The Memory of the Heterogeneous Microstructure Is Preserved during V. cholerae Pellicle Morphogenesis

We explored the microstructural origin of the macroscopic V. cholerae pellicle morphology by inoculating pellicle formation chambers with mixed populations of isogenic V. cholerae cells labeled with two different fluorescent reporters. In the planar growth stage (Stage 0), the microcolonies of the two strains that formed at the fluid–fluid interface were segregated (Fig. 4 A–F). Since the differently labeled microcolonies touched one another, presumably due to the stochastic nature of the initial seeding, we wondered whether they mix and merge as the pellicle matures and expands. They do not: the microcolonies remained separated following the wrinkle and secondary morphological transitions (Fig. 4 G–L) producing a random polka-dot–like pattern in the three-dimensional (3D) pellicle surface. We note that the fluorescent reporter output is lower and cell growth is slower in pellicles grown under oil layers than in pellicles directly exposed to air due to reduced availability of oxygen to cells in the former. Consequently, the wrinkling amplitudes in the out-of-plane direction are different. In both cases, however, during pellicle morphogenesis, the memory of the initial microstructures in the flat planar stage is preserved throughout 3D maturation.

Fig. 4.

Individual V. cholerae microcolonies remain segregated, and the microstructural “memory” of the pellicle is preserved despite global morphological transitions.
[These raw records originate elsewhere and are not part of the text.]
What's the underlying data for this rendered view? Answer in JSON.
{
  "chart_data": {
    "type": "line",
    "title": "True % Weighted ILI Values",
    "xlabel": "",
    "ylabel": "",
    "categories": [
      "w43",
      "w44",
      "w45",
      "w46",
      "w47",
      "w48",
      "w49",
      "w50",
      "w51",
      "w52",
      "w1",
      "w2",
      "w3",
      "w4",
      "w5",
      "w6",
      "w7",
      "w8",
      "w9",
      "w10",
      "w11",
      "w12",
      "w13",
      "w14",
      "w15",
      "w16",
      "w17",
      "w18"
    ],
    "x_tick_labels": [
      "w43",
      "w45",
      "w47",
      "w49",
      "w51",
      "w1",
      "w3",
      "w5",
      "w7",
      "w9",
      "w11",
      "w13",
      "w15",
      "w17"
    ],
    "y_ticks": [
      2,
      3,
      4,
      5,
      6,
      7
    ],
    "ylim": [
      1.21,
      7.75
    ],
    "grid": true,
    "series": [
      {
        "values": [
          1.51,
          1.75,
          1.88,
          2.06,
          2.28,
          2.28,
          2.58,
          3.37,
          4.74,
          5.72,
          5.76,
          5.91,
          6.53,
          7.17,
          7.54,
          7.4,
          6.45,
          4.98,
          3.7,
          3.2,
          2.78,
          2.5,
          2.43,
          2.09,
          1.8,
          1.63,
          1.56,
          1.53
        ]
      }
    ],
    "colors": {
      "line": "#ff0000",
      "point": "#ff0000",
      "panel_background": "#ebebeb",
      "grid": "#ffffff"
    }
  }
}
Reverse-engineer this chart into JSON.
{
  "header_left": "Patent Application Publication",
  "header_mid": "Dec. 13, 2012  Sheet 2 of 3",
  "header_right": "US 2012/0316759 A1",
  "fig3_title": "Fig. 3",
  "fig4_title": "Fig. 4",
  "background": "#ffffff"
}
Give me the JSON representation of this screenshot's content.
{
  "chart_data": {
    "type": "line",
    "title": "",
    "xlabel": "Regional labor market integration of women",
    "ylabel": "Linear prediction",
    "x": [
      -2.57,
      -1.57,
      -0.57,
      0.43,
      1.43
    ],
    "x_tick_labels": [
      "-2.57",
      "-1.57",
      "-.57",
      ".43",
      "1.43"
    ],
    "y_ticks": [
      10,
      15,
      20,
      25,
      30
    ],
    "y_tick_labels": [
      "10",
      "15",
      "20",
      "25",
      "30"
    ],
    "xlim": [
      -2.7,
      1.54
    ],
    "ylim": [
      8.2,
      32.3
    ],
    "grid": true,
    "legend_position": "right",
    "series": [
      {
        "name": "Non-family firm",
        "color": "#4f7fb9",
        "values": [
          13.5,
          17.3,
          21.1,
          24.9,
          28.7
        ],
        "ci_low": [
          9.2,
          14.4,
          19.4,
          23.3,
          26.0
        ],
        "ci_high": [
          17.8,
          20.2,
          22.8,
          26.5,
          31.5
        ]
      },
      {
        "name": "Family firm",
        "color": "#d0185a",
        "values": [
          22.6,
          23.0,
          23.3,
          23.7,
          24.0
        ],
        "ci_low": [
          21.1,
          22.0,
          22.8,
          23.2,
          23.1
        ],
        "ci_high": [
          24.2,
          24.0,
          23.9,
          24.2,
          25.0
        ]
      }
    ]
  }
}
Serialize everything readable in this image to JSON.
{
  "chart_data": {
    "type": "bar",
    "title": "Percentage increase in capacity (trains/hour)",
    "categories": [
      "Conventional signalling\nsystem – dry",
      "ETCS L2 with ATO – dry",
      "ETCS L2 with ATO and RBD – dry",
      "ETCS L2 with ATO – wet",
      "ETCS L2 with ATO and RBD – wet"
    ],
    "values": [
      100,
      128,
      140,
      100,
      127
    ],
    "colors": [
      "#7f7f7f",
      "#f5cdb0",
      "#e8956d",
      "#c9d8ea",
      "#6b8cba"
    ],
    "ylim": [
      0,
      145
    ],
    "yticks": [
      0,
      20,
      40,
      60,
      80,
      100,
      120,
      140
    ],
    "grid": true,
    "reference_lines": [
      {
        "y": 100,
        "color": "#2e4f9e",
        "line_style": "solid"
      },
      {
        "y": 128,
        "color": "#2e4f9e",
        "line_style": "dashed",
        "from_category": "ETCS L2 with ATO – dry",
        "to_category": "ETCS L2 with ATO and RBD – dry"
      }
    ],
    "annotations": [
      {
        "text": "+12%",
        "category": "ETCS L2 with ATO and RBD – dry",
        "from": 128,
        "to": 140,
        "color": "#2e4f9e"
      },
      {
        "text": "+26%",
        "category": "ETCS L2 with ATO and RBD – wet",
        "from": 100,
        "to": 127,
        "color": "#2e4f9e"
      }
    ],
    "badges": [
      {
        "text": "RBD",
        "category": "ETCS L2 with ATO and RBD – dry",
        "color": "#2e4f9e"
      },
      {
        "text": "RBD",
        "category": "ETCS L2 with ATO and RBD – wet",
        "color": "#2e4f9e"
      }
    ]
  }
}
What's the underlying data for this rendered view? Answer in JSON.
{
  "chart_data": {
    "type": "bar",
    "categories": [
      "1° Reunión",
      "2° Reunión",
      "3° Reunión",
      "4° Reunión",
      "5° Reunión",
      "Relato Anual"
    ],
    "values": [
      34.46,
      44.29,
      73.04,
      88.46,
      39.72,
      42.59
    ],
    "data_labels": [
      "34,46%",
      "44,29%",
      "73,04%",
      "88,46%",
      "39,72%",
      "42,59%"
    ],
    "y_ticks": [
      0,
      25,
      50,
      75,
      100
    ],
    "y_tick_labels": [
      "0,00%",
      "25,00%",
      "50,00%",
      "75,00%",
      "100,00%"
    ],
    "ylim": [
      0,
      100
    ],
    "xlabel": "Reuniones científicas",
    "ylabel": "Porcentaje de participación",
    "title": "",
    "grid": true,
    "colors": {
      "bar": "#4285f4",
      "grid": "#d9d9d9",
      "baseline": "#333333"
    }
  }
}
A 1:1 mixture of cells of two otherwise isogenic V. cholerae strains constitutively expressing either mNeonGreen (green) or mKO (red) was used to inoculate pellicles. The combined initial inoculum is OD₆₀₀ = 0.01. (A–F) Top views of the distributions of V. cholerae pellicle microcolonies in Stage 0 for (A–C) a liquid–air interface (no mineral oil) and (D–F) a liquid–liquid interface (with mineral oil). The left column shows colonies expressing P_TAC-mNeonGreen, the middle column shows colonies expressing P_TAC-mKO, and the right column shows the merged images. (G–L) Top views of the distributions of V. cholerae pellicle microcolonies during Stage II secondary ridge instabilities for (G–I) at the liquid–air interface (no mineral oil) and (J–L) at the liquid–liquid interface (with mineral oil). (Scale bar, 200 μm.)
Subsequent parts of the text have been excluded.